How should I respond?
 A: Unless you've left some information out, it looks to me like you're both wrong.
I agree that if you're just comparing the two groups within a time point, this would not be repeated measures (though it's not clear to me that this comparison is necessarily valuable, I'll have to take your word for that).
If you're picking a time point and saying "how do A and B compare" then the values in A and in B would not seem to be paired. That would be independent samples, wouldn't it?
As such, I don't see how the signed rank test applies.
[However, if you're repeating the comparison at several time points, I don't know that separate models/tests is necessarily the ideal choice; that may depend in part on exactly what information you seek/what conclusions you're trying to draw]

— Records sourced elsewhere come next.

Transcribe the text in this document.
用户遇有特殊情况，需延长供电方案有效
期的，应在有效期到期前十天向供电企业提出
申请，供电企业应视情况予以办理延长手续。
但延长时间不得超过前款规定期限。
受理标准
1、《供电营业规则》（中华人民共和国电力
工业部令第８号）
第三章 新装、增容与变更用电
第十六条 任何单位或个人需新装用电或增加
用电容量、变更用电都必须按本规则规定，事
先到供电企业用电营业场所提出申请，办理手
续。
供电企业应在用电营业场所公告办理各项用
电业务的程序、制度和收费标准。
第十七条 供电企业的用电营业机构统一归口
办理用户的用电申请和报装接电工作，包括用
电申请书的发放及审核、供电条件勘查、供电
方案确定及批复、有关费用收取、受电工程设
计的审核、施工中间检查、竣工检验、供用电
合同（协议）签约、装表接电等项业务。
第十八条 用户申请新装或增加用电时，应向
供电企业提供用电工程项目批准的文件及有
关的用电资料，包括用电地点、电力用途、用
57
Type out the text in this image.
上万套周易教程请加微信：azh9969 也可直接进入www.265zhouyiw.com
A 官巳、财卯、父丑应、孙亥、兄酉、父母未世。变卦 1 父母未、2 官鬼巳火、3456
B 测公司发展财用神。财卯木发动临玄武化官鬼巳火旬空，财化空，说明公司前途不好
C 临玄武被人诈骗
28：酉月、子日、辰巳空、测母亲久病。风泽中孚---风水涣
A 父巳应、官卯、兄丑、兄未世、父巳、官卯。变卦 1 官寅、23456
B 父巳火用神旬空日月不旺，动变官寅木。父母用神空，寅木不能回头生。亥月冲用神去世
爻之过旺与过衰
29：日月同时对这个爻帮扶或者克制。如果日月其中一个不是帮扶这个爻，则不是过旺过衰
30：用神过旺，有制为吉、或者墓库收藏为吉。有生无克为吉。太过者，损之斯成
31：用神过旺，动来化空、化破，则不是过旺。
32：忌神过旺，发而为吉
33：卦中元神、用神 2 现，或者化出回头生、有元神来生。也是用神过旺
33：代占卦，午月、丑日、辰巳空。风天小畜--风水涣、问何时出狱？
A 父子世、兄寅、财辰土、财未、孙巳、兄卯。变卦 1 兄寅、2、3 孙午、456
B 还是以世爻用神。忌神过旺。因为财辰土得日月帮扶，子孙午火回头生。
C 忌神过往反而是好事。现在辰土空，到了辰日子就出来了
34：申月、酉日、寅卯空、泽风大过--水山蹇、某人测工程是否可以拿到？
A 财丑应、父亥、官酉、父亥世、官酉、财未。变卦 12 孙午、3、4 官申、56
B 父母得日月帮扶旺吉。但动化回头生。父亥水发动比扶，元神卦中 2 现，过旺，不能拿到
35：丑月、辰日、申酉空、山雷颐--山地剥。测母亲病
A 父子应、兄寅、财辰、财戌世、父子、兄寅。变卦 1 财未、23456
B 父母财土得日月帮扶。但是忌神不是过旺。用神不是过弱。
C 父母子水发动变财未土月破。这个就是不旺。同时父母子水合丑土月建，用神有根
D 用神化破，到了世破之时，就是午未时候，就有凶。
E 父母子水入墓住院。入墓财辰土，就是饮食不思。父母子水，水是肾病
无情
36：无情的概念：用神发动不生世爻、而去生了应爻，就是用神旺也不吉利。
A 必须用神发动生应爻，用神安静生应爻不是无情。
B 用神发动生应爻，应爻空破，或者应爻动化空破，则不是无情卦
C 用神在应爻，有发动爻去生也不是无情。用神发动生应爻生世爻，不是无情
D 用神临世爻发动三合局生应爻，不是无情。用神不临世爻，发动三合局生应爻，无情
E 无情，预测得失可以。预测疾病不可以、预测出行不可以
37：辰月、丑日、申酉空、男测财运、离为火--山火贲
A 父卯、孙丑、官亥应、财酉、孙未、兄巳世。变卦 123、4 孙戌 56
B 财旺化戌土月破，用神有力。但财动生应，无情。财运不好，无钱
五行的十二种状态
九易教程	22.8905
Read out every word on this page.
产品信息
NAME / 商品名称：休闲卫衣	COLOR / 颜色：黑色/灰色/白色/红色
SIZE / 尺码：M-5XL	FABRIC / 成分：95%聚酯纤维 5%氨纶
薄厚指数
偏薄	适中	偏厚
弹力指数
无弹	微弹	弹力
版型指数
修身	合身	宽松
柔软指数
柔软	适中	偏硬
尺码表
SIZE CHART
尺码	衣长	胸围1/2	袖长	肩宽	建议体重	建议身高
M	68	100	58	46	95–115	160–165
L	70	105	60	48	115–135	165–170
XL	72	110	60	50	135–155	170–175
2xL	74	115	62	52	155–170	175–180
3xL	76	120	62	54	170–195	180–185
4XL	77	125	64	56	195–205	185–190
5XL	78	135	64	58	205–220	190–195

A: It's of course difficult to know how to respond to a reviewer without understanding the full scope of the analysis and manuscript, but I have a couple of thoughts.
Since your dependent variable is measured on an ordinal scale of 1 to 10, the reviewer is probably off the mark suggesting you find a "transformation" presumably to change the variable to one that is approximately marginally normal.
Your instinct to use a nonparametric test was a good one.  But the reviewer does have a point that it usually is desirable to put all the measurements together in one model.
There may be a nonparametric model to handle this design, but I'm not aware of one.  Friedman or Quade won't work.  There are some options discussed in Feys 2016, but I'm not really familiar with them.
My advice would be to use ordinal regression, which will allow for mixed effects to take into account the fact that there are multiple measurements on the same subject.  The ease of conducting ordinal regression differs with different software packages.  It's rather easy and flexible in R.